How to deal with the tin tip in PCB wave soldering
The reason for the tin tip phenomenon of long pin components during wave soldering: During soldering, most of the flux on the PCB will be washed off as the soldering tin wets and covers the PCB surface, leaving the flux between the PCB and the tin wave. When the PCB leaves the tin wave, the flux left on the PCB will prevent the oxidation of solder. If the space between solder joints is small, there will not be much flux left in this process, so it is almost impossible to prevent solder oxidation. As a result, when the tin wave is separated from the PCB board, the solder will be oxidized and an oxide layer will be formed on the surface. In the final stage of separation, the surface tension of liquid solder will make some solder remain on the pins of the component; If this part of the solder surface is oxidized, the solder will be wrapped in the oxide layer to form a tin tip.
If there is a large area covered with soldering tin and almost no flux can help prevent oxidation, this phenomenon will be more obvious. Therefore, we can understand why long pins are more likely to lead to tin tips, because only the flux left on the PCB surface can help prevent oxidation. In the process of separating the PCB from the tin wave, because long pins are far away from the PCB surface, the anti oxidation effect of the flux on the pins on the PCB surface is significantly reduced. Similarly, tin tips are also easy to occur in places with large pad areas on PCB boards. Due to the heat dissipation effect, the solder joints on the shielding cover are also prone to tin tips. If the heat brought by soldering tin to the solder joint is quickly absorbed by the shielding cover, the soldering tin will almost solidify immediately after being separated from the tin wave. As a result, the solidified tin cannot flow back to the solder joint to form a tin tip.
Solution to tin tip phenomenon of long lead components during wave soldering: make the extended component pins shorter, so that the flux left on the PCB can still play an anti oxidation role.
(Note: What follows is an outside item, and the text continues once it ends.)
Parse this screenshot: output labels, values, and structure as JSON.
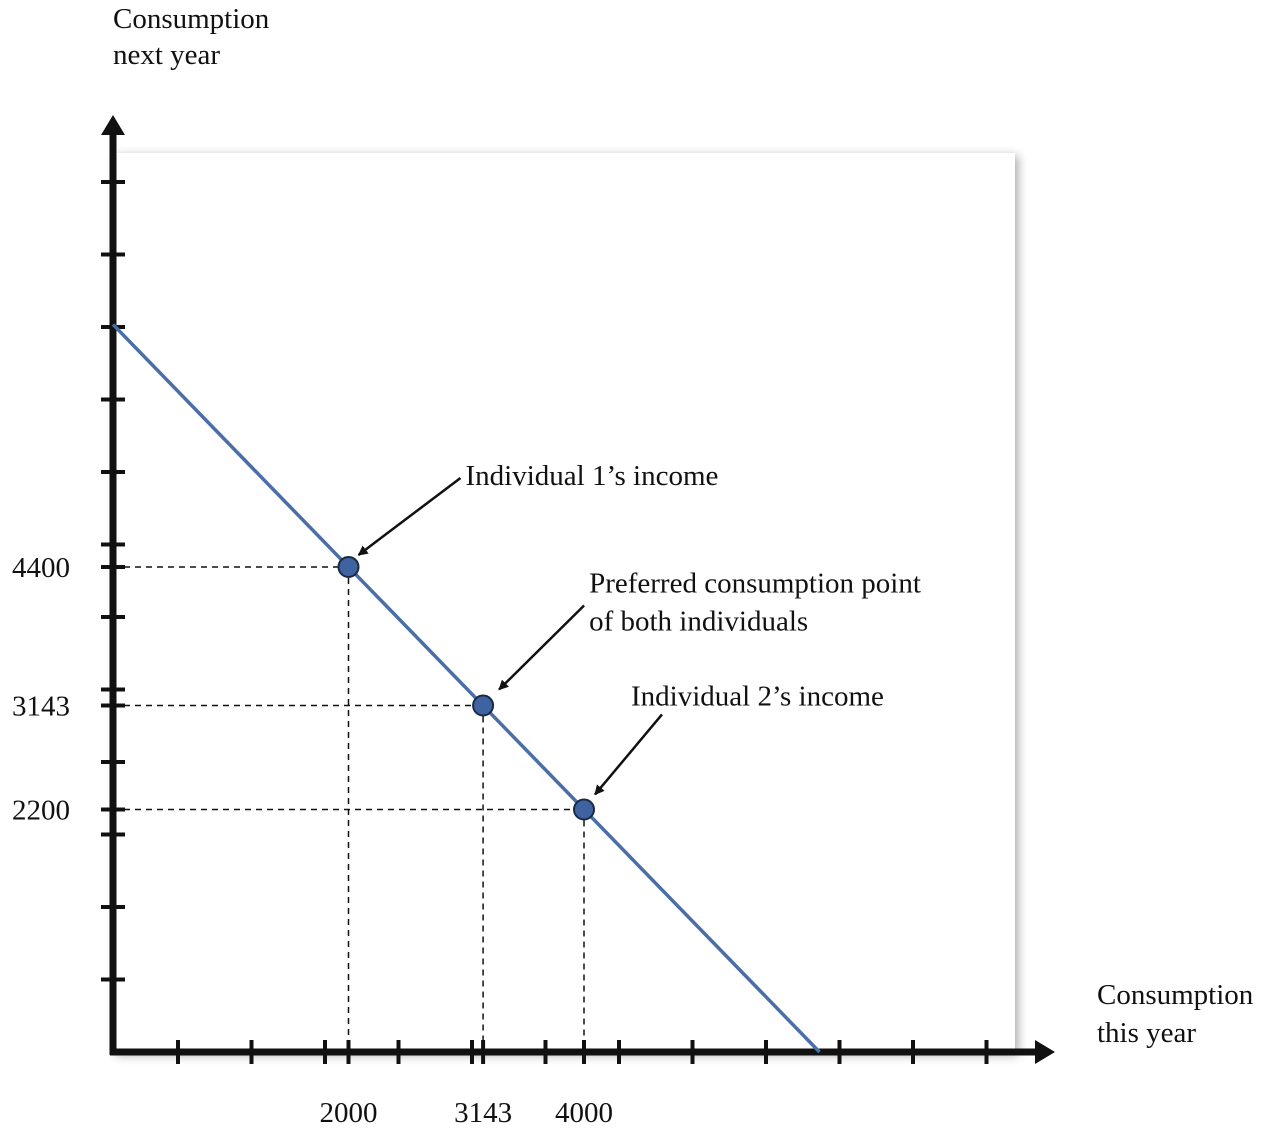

Generally speaking, increasing the amount of flux will not work because the flux is likely to be washed off when the PCBA passes the tin wave; Of course, more flux is helpful for wetting the pad; If the flux with strong adsorption on PCB is used, it may help prevent tin tip phenomenon. When PCB passes through tin wave, adding inert gas to cover or create an environment conducive to reducing oxidation can also avoid tin tip phenomenon. If the solder tip is caused by the heat dissipation effect near the solder joint, the solder joint design should be optimized.